Russia and China won't be among them.

Both countries have shunned the so-called Friends of Syria alliance, where the agenda is set by Western and Arab allies who want President Bashar al-Assad to leave power. Beijing and Moscow baulk at what they claim would be interference with another nation's sovereignty, especially when talk turns to military intervention.

The absent Friends were in everyone's mind, nonetheless: addressing today's meeting, US Secretary of State Hillary Clinton demanded that Russia and China "get off the sidelines" and agree to a UN Security Council resolution imposing sanctions on Syria's government.

One unexpected addition to the guest list, however, is Syrian Brigadier General Manaf Tlas: the senior officer and long-time ally (friend?) of Assad reportedly fled Syria last night, and is said to be on his way to France.

Want to know:
George Zimmerman's defense team is scrambling to raise the thousands of dollars they need to secure his release, after a judge yesterday set his bail at $1 million.

His family doesn't have "anywhere near" that sum, according to Zimmerman's lawyer. His legal fund contains $211,000 for his entire defense, and donations to it have been slowing, the attorney said.

The man who shot Trayvon Martin has been in jail since last month, when the same judge revoked his bail after prosecutors said that Zimmerman and his wife lied to the court about their finances. 

"By any definition, the defendant has flouted the system," Judge Kenneth Lester ruled. "But for the requirement that he be placed on electronic monitoring, the defendant and his wife would have fled the United States with at least $130,000 of other people's money."

Dull but important:
Libyans vote tomorrow
to elect a national assembly, their first free ballot in more than 40 years. 

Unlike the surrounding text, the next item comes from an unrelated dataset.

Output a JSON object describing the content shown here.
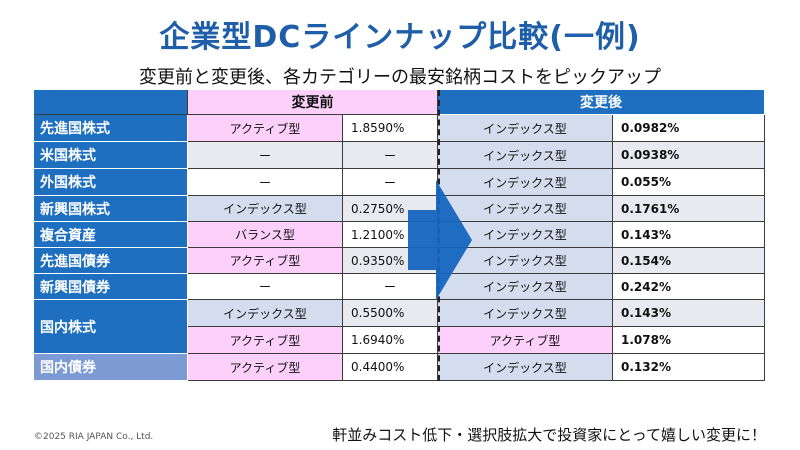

The 200-member congress they elect will appoint an interim goverment and select a committee to write a constitution, which will then be submitted to voters in a referendum.

It's the first, crucial step toward political stability in Libya – political stability that will, in turn, bring back foreign investment to the country's most valuable natural resource, its oil. GlobalPost surveys the prospects for the oil industry in a new Libya.

Just because:
Two former Argentinian dictators have been sentenced to jail for stealing babies.

Jorge Rafael Videla and Reynaldo Bignone, who presided in turn over Argentina's 1976-1983 military dictatorship, were found guilty of overseeing the systematic theft of children born to political prisoners. At least 400 babies are thought to have been taken from their parents and adopted by members of the regime, in an attempt to stamp out the opposition movement.

Bignone and Videla were sentenced to 15 and 50 years, respectively. The sentence all but guarantees they will die in prison: the two men, both in their 80s, are already serving lengthy jail terms for other crimes committed under their rule.

Strange but true:
Did A Farewell to Arms leave you vaguely unsatisfied? Would you have prefered it if they'd all – spoiler alert – lived happily ever after in their Alpine cabin?

Well, it turns out Ernest Hemingway wasn't entirely sure about the ending either. So not-entirely-sure, in fact, that he wrote it 47 times. Those 47 "what ifs" will be included in a new edition of the novel, to be published next week.

From what we can tell, they're all pretty much variations on the "we're all going to die" theme. But fingers crossed, there might be at least one version in which we do so in a full-scale alien invasion.